VAXmate
- Developer: Digital Equipment Corporation
- Type: IBM PC/AT compatible personal computer
- Released: September 1986; 39 years ago
- CPU: Intel 80286 @ 8 MHz
- Memory: 1 Mbyte of RAM (could be expanded by 2 MB with another option to 3 MB)
- Storage: Optional expansion box containing either 20 MB or 40 MB hard disk
- Removable storage: 1.2 MB RX33 5¼-inch floppy disk drive
- Display: Amber or green monochrome CRT
- Input: Mouse and LK250 keyboard
- Connectivity: Thinwire Ethernet interface; internal modem available in North America
- Predecessor: Rainbow 100
- Successor: DECstation 200 and 300

= VAXmate =

1986 personal computer

VAXmate was an IBM PC/AT compatible personal computer introduced by Digital Equipment Corporation in September, 1986. The replacement to the Rainbow 100, in its standard form it was the first commercial diskless personal computer.

==OS and files==
The operating system and files could be served from a VAX/VMS server running the company's VAX/VMS Services for MS-DOS software, which went through several name changes, finally becoming Pathworks. Alternatively an optional expansion box containing either 20 MB or 40 MB hard disk could be purchased which allowed it to operate as a more conventional stand-alone PC.
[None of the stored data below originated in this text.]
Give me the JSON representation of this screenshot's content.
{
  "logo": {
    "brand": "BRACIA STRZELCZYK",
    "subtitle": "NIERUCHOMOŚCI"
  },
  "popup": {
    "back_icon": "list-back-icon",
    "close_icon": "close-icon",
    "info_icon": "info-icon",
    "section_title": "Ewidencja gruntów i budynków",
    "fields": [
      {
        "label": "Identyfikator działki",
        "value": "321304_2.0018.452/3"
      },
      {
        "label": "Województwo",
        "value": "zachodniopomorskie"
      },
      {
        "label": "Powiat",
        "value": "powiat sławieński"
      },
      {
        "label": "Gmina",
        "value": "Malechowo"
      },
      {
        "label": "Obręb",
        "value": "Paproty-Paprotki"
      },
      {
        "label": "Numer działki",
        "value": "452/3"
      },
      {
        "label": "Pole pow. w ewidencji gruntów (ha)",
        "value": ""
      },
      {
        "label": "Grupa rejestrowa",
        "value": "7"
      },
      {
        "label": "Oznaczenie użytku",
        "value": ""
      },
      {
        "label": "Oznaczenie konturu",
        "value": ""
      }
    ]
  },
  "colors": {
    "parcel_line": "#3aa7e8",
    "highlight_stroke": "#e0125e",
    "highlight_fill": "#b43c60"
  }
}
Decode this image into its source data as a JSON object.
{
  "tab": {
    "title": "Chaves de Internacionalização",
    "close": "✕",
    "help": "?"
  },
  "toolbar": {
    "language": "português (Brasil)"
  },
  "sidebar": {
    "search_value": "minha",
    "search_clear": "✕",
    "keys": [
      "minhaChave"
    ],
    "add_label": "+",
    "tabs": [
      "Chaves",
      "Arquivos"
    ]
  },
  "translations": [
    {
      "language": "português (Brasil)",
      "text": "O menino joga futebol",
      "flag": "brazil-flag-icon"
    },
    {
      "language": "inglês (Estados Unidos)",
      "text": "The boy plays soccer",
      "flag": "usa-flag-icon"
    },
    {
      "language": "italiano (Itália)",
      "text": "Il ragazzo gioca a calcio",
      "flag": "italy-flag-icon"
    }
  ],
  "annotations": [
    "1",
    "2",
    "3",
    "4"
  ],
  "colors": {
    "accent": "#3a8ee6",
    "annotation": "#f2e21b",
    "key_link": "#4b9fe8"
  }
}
==Original specifications==
The basic system contained an 8 MHz Intel 80286 CPU with 1 Mbyte of RAM, a 1.2 MB RX33 5¼-inch floppy disk drive, a 14-inch (diagonal) amber or green monochrome CRT and a thinwire Ethernet interface all contained in the system unit. It was also provided with a serial printer port and a serial communications port. A separate mouse and LK250 keyboard were used with the device.

As well as the expansion box, an 80287 numeric coprocessor could be ordered as an option, and the memory could be expanded by 2 MB with another option to 3 MB. In North America, an internal modem was also available.

==DECstation==
It was superseded by the DECstation 200 and 300 in January 1989.